Excéntrico. Caótico, a la vez que metódico. Dúctil. Malhumorado y jodón. Melanco. Poliédrico. Drogón, a la vez que sobrio. Inestable. Carismático, delirante y disciplinado. Peleador, venerado y ninguneado. Con todo eso encima, Mateo es sin dudas el músico más influyente del Uruguay y no porque se diga acá. Fue el mismo Rada quien lo ungió como “el Lennon uruguayo”. Fue Hugo Fattoruso quien se declaro su fan número uno. Fue Urbano el que lo sindicó como el tipo que cambió toda la música en Montevideo. Fue Daniel Viglietti quien, desde “la otra vertiente” de la MPU (la del canto popular), admitió que le sorprendía “el mestizaje de las vertientes culturales (asociado a) “un modo de ser tan musicalmente uruguayo” que definía a Mateo. Fue Leo Masliah, quien lo definió como un maestro, “un adelantado”; el mismo Roos, su principal difusor, quien lo elevó al pedestal de genio, y Fernando Cabrera (que tuvo el honor de compartir un recital luego convertido en disco con él) quien lo ubicó en el podio de los mejores músicos uruguayos.
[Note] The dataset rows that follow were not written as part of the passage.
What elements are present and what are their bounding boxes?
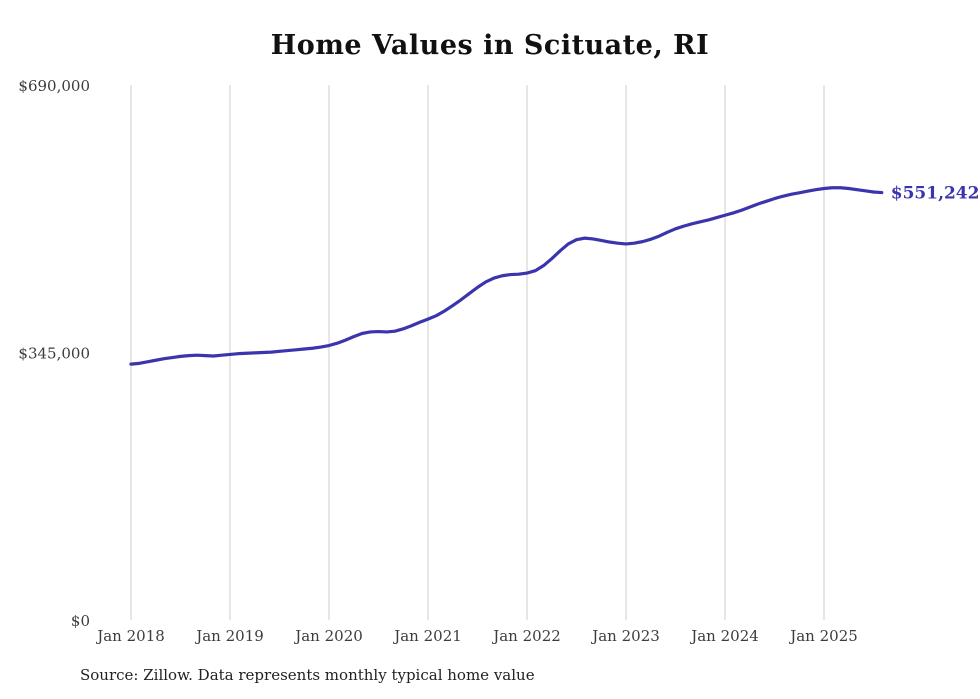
chart-title: Home Values in Scituate, RI [270,30,710,61]
value-line [129,186,884,366]
x-tick-label: Jan 2022 [491,627,561,645]
x-tick-label: Jan 2021 [392,627,462,645]
x-tick-label: Jan 2018 [95,627,165,645]
x-tick-label: Jan 2025 [788,627,858,645]
end-value-label: $551,242 [891,184,980,204]
source-note: Source: Zillow. Data represents monthly … [80,666,535,684]
y-tick-label: $690,000 [18,77,90,95]
y-tick-label: $0 [71,612,90,630]
x-tick-label: Jan 2020 [293,627,363,645]
y-tick-label: $345,000 [18,345,90,363]
x-tick-label: Jan 2024 [689,627,759,645]
x-tick-label: Jan 2019 [194,627,264,645]
x-tick-label: Jan 2023 [590,627,660,645]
Y así, con varias de las voces que recopila el musicólogo brasileño Guilherme de Alencar Pinto, en Razones locas, libro de casi seiscientas páginas, destinado a ir al hueso en la vida de Mateo.
No fue el músico más popular del Uruguay. Sería una falacia sabiendo de Zitarrosa, Los Olimareños o La Vela Puerca. Pero sin dudas sí fue el más influyente. Tanto, que pasaron treinta años y cuesta creer que no está.